Marshall loop


We briefly escape the smoke to visit the Marshalls.

Note: click images to see a larger version in a new window

This was a big loop on mountain bikes that included brief hikes to three summits. I did not take my camera, and then in the hurry of getting ready I left my cell phone in the truck. So I don't have any pictures.... check out the Dave's page for those.

However, I did carry my gps so I have maps. And a narrative. Enjoy!

Here's our basic itinerary: Park at the junction of Warren Wagon Road and the turnoff for Burgdorf. Get on your bike and continue down the (now dirt) road toward Secesh Meadows. Turn left of FS Road #325. Somewhere near the bottom we ran into two guys doing fish counts for the Nez Perce tribe.

Continue on #325, now climbing steeply, toward California Lake as it deteriorates from good to rough to pretty gnarly at California Lake. After that, it's just barely a road; more like a continuous boulder pile in places, basically a very rough ATV trail. When you get up on the ridge under Marshall Fin, it improves somewhat but is still pretty rough.

Follow the road out to a sort of vague intersection where you bear right to get out to Marshall Mountain.


Out on that ridge there is a network of roads not shown on the map, but the one that takes you to the mountain is pretty easy to figure out. From that road, it's a 2-minute walk to the summit. I left my pack with the bike, so the map doesn't show that walk. We rode out past the summit a bit to get a better view and have lunch on a little rock promintory.



Then after refueling we doubled back to climb Marshall Fin. From just under the saddle between Marshall Fin and Middle Marshall, we stashed our bikes in the bushes and did about a 30 minute hike up the mountain.

We started at the north end of this peak because we were considering doing both this one and "Middle Marshall", the adjoining peak that is due north. Please note that the coordinates for this peak provided in LOJ are incorrect. After Dave surveyed it with a water bottle, we traipsed farther south and with the GPS found the south end of the ridge to be almost 25 feet higher.


Summit fever.

Dave Beck photo


When we got back to the bikes, we continued south just a bit to pick up the Jeannette Creek trail, FST #140. This starts out as an atv trail. Sounds good, right? Except that they had bladed it so it was very soft (and poofy!), especially where the trail goes essentially straight up hill. Unrideable without some assistance.
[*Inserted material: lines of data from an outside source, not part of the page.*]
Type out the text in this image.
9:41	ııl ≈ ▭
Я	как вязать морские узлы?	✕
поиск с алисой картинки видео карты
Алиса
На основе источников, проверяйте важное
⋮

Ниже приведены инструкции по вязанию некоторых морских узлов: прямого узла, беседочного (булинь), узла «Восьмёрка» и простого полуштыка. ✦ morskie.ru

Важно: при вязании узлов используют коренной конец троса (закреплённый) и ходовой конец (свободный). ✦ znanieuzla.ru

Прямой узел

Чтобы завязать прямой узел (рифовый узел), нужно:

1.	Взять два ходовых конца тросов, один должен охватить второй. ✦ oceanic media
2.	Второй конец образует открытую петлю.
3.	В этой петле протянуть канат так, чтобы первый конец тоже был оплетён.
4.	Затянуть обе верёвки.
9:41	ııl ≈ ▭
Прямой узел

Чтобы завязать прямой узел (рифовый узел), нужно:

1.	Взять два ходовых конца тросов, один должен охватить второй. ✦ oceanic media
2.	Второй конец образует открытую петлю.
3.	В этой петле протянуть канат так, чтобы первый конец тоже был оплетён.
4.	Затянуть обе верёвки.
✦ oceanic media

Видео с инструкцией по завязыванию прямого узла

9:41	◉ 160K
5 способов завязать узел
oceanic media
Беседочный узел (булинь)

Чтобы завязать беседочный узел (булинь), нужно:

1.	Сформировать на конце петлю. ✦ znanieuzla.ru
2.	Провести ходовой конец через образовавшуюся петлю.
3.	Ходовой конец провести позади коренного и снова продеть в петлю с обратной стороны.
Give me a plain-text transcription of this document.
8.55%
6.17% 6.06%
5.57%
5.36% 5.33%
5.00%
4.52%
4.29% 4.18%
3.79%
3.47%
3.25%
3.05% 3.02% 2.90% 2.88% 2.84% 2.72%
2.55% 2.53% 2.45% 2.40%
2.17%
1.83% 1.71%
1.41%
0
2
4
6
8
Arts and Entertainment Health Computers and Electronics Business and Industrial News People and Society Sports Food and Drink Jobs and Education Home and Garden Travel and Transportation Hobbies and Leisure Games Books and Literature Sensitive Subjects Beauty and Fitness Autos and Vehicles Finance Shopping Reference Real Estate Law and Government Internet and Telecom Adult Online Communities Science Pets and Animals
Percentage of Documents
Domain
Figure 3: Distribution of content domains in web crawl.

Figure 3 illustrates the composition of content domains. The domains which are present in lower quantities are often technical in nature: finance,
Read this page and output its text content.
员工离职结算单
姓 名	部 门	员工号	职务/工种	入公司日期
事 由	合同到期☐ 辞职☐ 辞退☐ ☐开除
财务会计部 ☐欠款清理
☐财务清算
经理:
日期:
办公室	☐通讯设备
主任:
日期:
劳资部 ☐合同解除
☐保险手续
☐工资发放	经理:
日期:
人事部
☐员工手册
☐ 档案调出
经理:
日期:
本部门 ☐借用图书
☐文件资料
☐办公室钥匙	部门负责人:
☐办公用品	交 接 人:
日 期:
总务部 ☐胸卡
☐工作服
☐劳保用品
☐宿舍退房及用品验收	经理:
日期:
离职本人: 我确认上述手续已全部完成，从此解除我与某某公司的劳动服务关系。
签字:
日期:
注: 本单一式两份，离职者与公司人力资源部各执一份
After up-and-down over two ridges, you finally get onto the ridge with Jeannette Peak, Point 8180. Again, just a few minutes of walking from the road; we didn't even bother to hide the bikes. It's a big flat summit, so the messy-looking track line on the map is showing it was hard to figure out where the exact summit was.

At some point after that, maybe a mile, the trail turns into singletrack. Some of this was very fun, some was a nasty v-slot. It's a 2000' downhill; steep, bumpy, and rooted. We had to stop several times to rest our hands and arms from the thrashing, even with long-travel suspension and huge tires.



When you get to the Jeanette trailhead, it's a several-mile gravel-road cruise back to the truck. 2% remaining.

And oh- other than the fish biologists, we didn't see another soul until someone drove by the truck just as I was changing out of my riding shorts.